Victoria stopped the man. She put her hand on his arm with a possessiveness that made him stop. She asked him for the way to the Anne Frank House. For a moment it looked as if the man wanted to ignore her, move on, but after a short hesitation in which his eyes flit nervously right and left, he answered her. In English. In flawless American English with a hint of Mid-West mixed in with a very, very distant Dutch twist. Victoria kept firing questions at the man, giving Matt ample opportunity to study him. He was so close that he could almost touch him. Not that he wanted to. The man reeked of old sweat and unwashed clothes, of thin beer. His hair was greasy and unkempt. But the right color. A grubby white Tee stretched around the onset of a potbelly, even though he couldn’t be older than twenty five. Matt’s age. Homeless? Matt cast a glance at the worn backpack that dangled from the man’s shoulder. That would be even easier. Nobody would miss a homeless man.

“Thank you.” Victoria gave the man her widest smile. She tucked a strand of black wig hair behind her ear. The man returned her smile with the mechanical one of a waiter hunting for a tip. Then he nodded and pushed on through the crowd.

Matt stepped out of the portico and stared at the man’s back.

Victoria seized his arm. Her blood-red nails dug into his skin, cut through the layer of dried sweat. “That’s him,” she whispered, her voice low and urgent. “We’ve got him.
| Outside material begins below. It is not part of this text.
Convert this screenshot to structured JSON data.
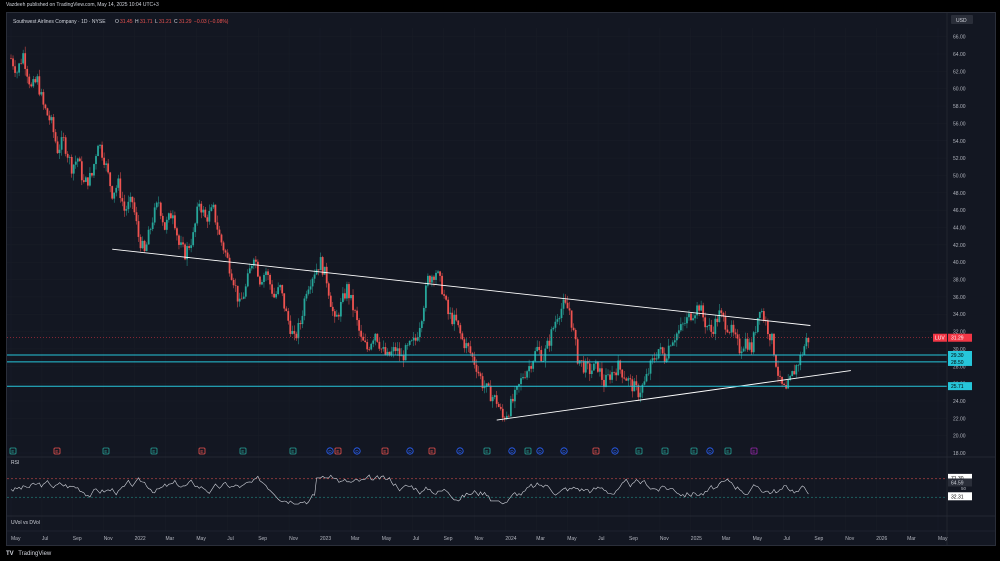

We so got him.”

Matt shook her hand off. “Maybe,” he muttered under his breath. He silenced her with an impatient wave of his hand. The man moved away slowly. Ten feet. Fifteen feet. Heads popped up in between them, bobbed by. Other heads appeared, moved in and out of sight. When he could spot nothing more than the man’s bed hair, Matt started moving.

The man plodded his way through the narrow street. He crossed the bridge over the canal. Which one? Matt pictured a map: Dam Square and the canals around it in a half circle: Singel, Herengracht, Keizersgracht and this was the last one, Prinsengracht. The man took a left turn, crossed the street diagonally and disappeared into a bar. ‘De Eland’ said the white lettering on the window. Not a homeless guy. A homeless would buy his beers in a cheap supermarket.